Die Niederschlagsneigung bleibt in einem leicht bis mäßig erhöhten Bereich. Zeigt aber nach dem 7. November eine tendenzielle Abschwächung, was auf den zunehmenden Einfluss eines Hochdrucksystems zurückzuführen ist. Alles in allem aber ein durchweg herbstlicher Wettercharakter.

Temperaturspektrum der Kontrollläufe
Tag Spektrum Mittelwert
4. November +9 bis
+16 Grad
+12 bis
+14 Grad
8. November +5 bis
+12 Grad
+7 bis
+9 Grad
13. November +0 bis
+14 Grad
+6 bis
+8 Grad
Diagramm Temperaturen November 2019 vom 29.10.2019
Die Wahrscheinlichkeiten der Kontrollläufe November 2019 von zu kalt, normal, zu warm

Wird der Sack auf dem Atlantik zugemacht?

Die Druckanomalien zeigen bis zum 8. November eine ganz klar herbstliche und unbeständige Wetterentwicklung.
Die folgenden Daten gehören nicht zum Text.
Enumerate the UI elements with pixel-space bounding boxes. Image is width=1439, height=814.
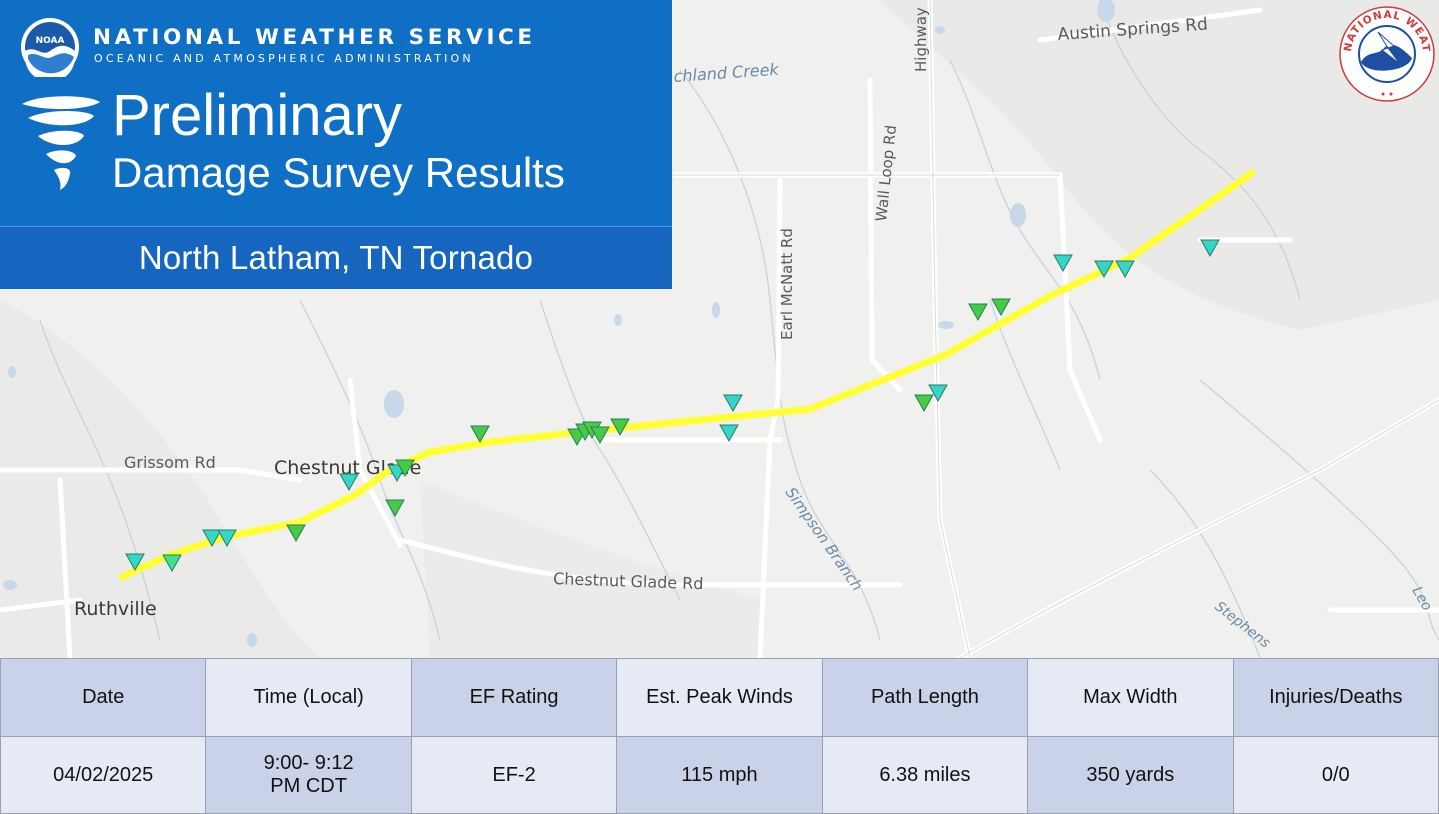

Zudem geht deutlich das Tiefdruckzentrum über England hervor. Doch das eigentlich spannende zeigt sich auf dem Atlantik, wo die Tiefdruckaktivität äußert schwach ausgeprägt ist und es sich durchaus Optionen ergeben, dass das Hoch nach Norden aufkeilt und den Sack in Richtung einer frühwinterlichen Wetterentwicklung sozusagen zumacht.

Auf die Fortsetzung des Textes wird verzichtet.